Gardner v. Mercantile Trust Co.

This appeal is from an order of the Orphans' Court of Baltimore City dismissing exceptions to the third administration account filed by the executor of the estate of William B. Oliver, deceased. This account was a distribution of a sum retained for payment of taxes and further accounting. In the two previous accounts, distributions were made to the widow which included her part of the accumulated income as well as the original corpus. The widow had renounced the provision made for her by her husband's will, and elected to take her legal share of her said husband's estate. He left no issue.

In filing the said third account, in which one-half of the balance for distribution was distributed to the widow, the executor attached a notation in which he stated that the previous accounts included income as well as principal; that "It has been suggested that under the recent opinion of Judge Frank in the Van Lear Black case the widow is not entitled to any part of the income of the estate pending settlement received during the first year after the testator's death. In this account, however, no readjustment has been made of the one-half of the net income from said estate which was heretofore distributed to her as aforesaid, and she is also allowed one-half of such part of the income collected from the undivided *Page 282 estate as was received during such first year. If such readjustment were made, then the sum of $7,675.65 would be deducted from or charged against the items hereby distributed to Mrs. Hellmann and added to the securities and cash distributed in the Divided Estate to the legatees under the will." To said account, as filed, the appellants filed exceptions which were dismissed. This appeal is from that order.

We find no error. The contrary view was the result of a misconstruction of a statement in the opinion in Lewis v.Lewis, 138 Md. 70, 113 A. 573, relative to the contention of counsel for appellant in that case that it would be unfair not to allow the widow, who accepted the provision made for her by her husband in his will, interest on the bequest from the date of his death, when, if she had renounced the will and elected to take her dower and thirds, she would have gotten the income from a third of the property from the date of his death. A more elaborate argument in the opinion would have made it plain that what we meant by the misunderstood statement was that, if she had renounced the will, she would have been in no different position with respect to interest, as what she would then have taken would have been one-third of the surplus of the estate, to which no interest would have been added; that when she accepted the bequest she was charged with knowledge that it would not be due until after administration and that the legacy would bear no interest, and also with knowledge that the surplus of the estate meant the entire balance for distribution (including accumulated income) less debts and costs of administration.

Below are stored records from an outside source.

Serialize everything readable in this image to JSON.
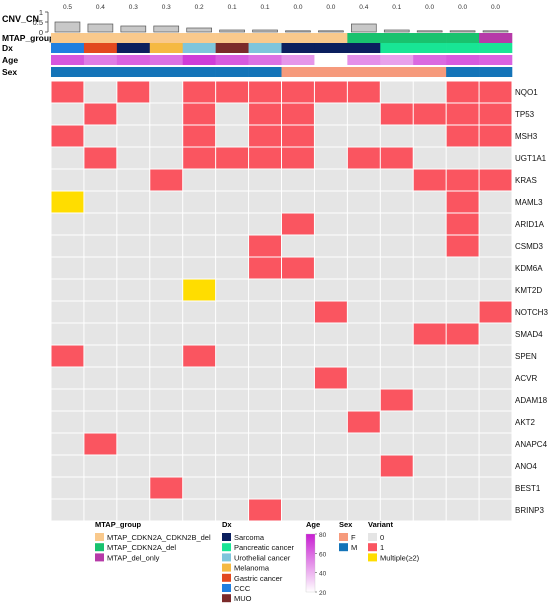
{
  "chart_data": {
    "type": "heatmap",
    "title": "",
    "cnv": {
      "label": "CNV_CN",
      "yticks": [
        "0",
        "0.5",
        "1"
      ],
      "ylim": [
        0,
        1
      ],
      "labels": [
        "0.5",
        "0.4",
        "0.3",
        "0.3",
        "0.2",
        "0.1",
        "0.1",
        "0.0",
        "0.0",
        "0.4",
        "0.1",
        "0.0",
        "0.0",
        "0.0"
      ],
      "values": [
        0.5,
        0.4,
        0.3,
        0.3,
        0.2,
        0.1,
        0.1,
        0.05,
        0.05,
        0.4,
        0.1,
        0.05,
        0.05,
        0.05
      ]
    },
    "annotations": [
      {
        "key": "MTAP_group",
        "label": "MTAP_group",
        "values": [
          "A",
          "A",
          "A",
          "A",
          "A",
          "A",
          "A",
          "A",
          "A",
          "B",
          "B",
          "B",
          "B",
          "C"
        ]
      },
      {
        "key": "Dx",
        "label": "Dx",
        "values": [
          "CCC",
          "Gastric cancer",
          "Sarcoma",
          "Melanoma",
          "Urothelial cancer",
          "MUO",
          "Urothelial cancer",
          "Sarcoma",
          "Sarcoma",
          "Sarcoma",
          "Pancreatic cancer",
          "Pancreatic cancer",
          "Pancreatic cancer",
          "Pancreatic cancer"
        ]
      },
      {
        "key": "Age",
        "label": "Age",
        "values": [
          65,
          55,
          62,
          58,
          72,
          64,
          58,
          48,
          20,
          50,
          45,
          60,
          64,
          62
        ]
      },
      {
        "key": "Sex",
        "label": "Sex",
        "values": [
          "M",
          "M",
          "M",
          "M",
          "M",
          "M",
          "M",
          "F",
          "F",
          "F",
          "F",
          "F",
          "M",
          "M"
        ]
      }
    ],
    "genes": [
      "NQO1",
      "TP53",
      "MSH3",
      "UGT1A1",
      "KRAS",
      "MAML3",
      "ARID1A",
      "CSMD3",
      "KDM6A",
      "KMT2D",
      "NOTCH3",
      "SMAD4",
      "SPEN",
      "ACVR",
      "ADAM18",
      "AKT2",
      "ANAPC4",
      "ANO4",
      "BEST1",
      "BRINP3"
    ],
    "matrix": [
      [
        1,
        0,
        1,
        0,
        1,
        1,
        1,
        1,
        1,
        1,
        0,
        0,
        1,
        1
      ],
      [
        0,
        1,
        0,
        0,
        1,
        0,
        1,
        1,
        0,
        0,
        1,
        1,
        1,
        1
      ],
      [
        1,
        0,
        0,
        0,
        1,
        0,
        1,
        1,
        0,
        0,
        0,
        0,
        1,
        1
      ],
      [
        0,
        1,
        0,
        0,
        1,
        1,
        1,
        1,
        0,
        1,
        1,
        0,
        0,
        0
      ],
      [
        0,
        0,
        0,
        1,
        0,
        0,
        0,
        0,
        0,
        0,
        0,
        1,
        1,
        1
      ],
      [
        2,
        0,
        0,
        0,
        0,
        0,
        0,
        0,
        0,
        0,
        0,
        0,
        1,
        0
      ],
      [
        0,
        0,
        0,
        0,
        0,
        0,
        0,
        1,
        0,
        0,
        0,
        0,
        1,
        0
      ],
      [
        0,
        0,
        0,
        0,
        0,
        0,
        1,
        0,
        0,
        0,
        0,
        0,
        1,
        0
      ],
      [
        0,
        0,
        0,
        0,
        0,
        0,
        1,
        1,
        0,
        0,
        0,
        0,
        0,
        0
      ],
      [
        0,
        0,
        0,
        0,
        2,
        0,
        0,
        0,
        0,
        0,
        0,
        0,
        0,
        0
      ],
      [
        0,
        0,
        0,
        0,
        0,
        0,
        0,
        0,
        1,
        0,
        0,
        0,
        0,
        1
      ],
      [
        0,
        0,
        0,
        0,
        0,
        0,
        0,
        0,
        0,
        0,
        0,
        1,
        1,
        0
      ],
      [
        1,
        0,
        0,
        0,
        1,
        0,
        0,
        0,
        0,
        0,
        0,
        0,
        0,
        0
      ],
      [
        0,
        0,
        0,
        0,
        0,
        0,
        0,
        0,
        1,
        0,
        0,
        0,
        0,
        0
      ],
      [
        0,
        0,
        0,
        0,
        0,
        0,
        0,
        0,
        0,
        0,
        1,
        0,
        0,
        0
      ],
      [
        0,
        0,
        0,
        0,
        0,
        0,
        0,
        0,
        0,
        1,
        0,
        0,
        0,
        0
      ],
      [
        0,
        1,
        0,
        0,
        0,
        0,
        0,
        0,
        0,
        0,
        0,
        0,
        0,
        0
      ],
      [
        0,
        0,
        0,
        0,
        0,
        0,
        0,
        0,
        0,
        0,
        1,
        0,
        0,
        0
      ],
      [
        0,
        0,
        0,
        1,
        0,
        0,
        0,
        0,
        0,
        0,
        0,
        0,
        0,
        0
      ],
      [
        0,
        0,
        0,
        0,
        0,
        0,
        1,
        0,
        0,
        0,
        0,
        0,
        0,
        0
      ]
    ],
    "legends": {
      "mtap": {
        "title": "MTAP_group",
        "items": [
          {
            "key": "A",
            "label": "MTAP_CDKN2A_CDKN2B_del",
            "color": "#f9c98c"
          },
          {
            "key": "B",
            "label": "MTAP_CDKN2A_del",
            "color": "#19c26e"
          },
          {
            "key": "C",
            "label": "MTAP_del_only",
            "color": "#b63aa8"
          }
        ]
      },
      "dx": {
        "title": "Dx",
        "items": [
          {
            "key": "Sarcoma",
            "label": "Sarcoma",
            "color": "#0b1f5e"
          },
          {
            "key": "Pancreatic cancer",
            "label": "Pancreatic cancer",
            "color": "#18e595"
          },
          {
            "key": "Urothelial cancer",
            "label": "Urothelial cancer",
            "color": "#7ec5dc"
          },
          {
            "key": "Melanoma",
            "label": "Melanoma",
            "color": "#f5b942"
          },
          {
            "key": "Gastric cancer",
            "label": "Gastric cancer",
            "color": "#e2481f"
          },
          {
            "key": "CCC",
            "label": "CCC",
            "color": "#1f7fe0"
          },
          {
            "key": "MUO",
            "label": "MUO",
            "color": "#7b2a2a"
          }
        ]
      },
      "age": {
        "title": "Age",
        "ticks": [
          "80",
          "60",
          "40",
          "20"
        ],
        "min": 20,
        "max": 80,
        "color_low": "#ffffff",
        "color_high": "#c81ed2"
      },
      "sex": {
        "title": "Sex",
        "items": [
          {
            "key": "F",
            "label": "F",
            "color": "#f69a7c"
          },
          {
            "key": "M",
            "label": "M",
            "color": "#1474b8"
          }
        ]
      },
      "variant": {
        "title": "Variant",
        "items": [
          {
            "key": 0,
            "label": "0",
            "color": "#e5e5e5"
          },
          {
            "key": 1,
            "label": "1",
            "color": "#fa5560"
          },
          {
            "key": 2,
            "label": "Multiple(≥2)",
            "color": "#ffdd00"
          }
        ]
      }
    }
  }
}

We did not mean the premise of the learned counsel was false, but that his argument was fallacious because it did not distinguish between income, which became merged in the corpus and was a part of the balance for distribution, and interest.

Whether the widow in the Lewis case had elected to take the bequest or her thirds, she would have been entitled to possession only at the time of distribution; the amount in the one case being fixed in advance by the will, in the other *Page 283 being undetermined until ascertainment of the surplus for distribution. In neither case would interest have been added to her share. The law governing this case is found in section 311 of article 93 of the Code, which provides that in case of renunciation, "If the election be of the legal share of both real and personal estate, the surviving husband or wife shall take one-third of the lands, as an heir, and one-third of the surplus personal estate (if the deceased spouse shall be survived by descendants) and one-half of the lands, as an heir, and one-half of the surplus personal estate (if the deceased spouse shall not be survived by descendants) and no more."

It is sought by appellants to ascribe some significance in support of their contention to the words "and no more." But we find none. We think the explanation given by counsel for appellee in his brief is the correct one, viz., that those words were used to prevent a widow in case of renunciation from getting, in any event, more than half of her husband's estate, and to prevent any possible idea or inference that, when there were no relations as near as brothers' or sisters' children, the renouncing widow would take the whole, as in cases of intestacy.

The words "surplus personal estate" in section 311 mean, we think, the entire balance of personal estate, principal and income, at the time of distribution.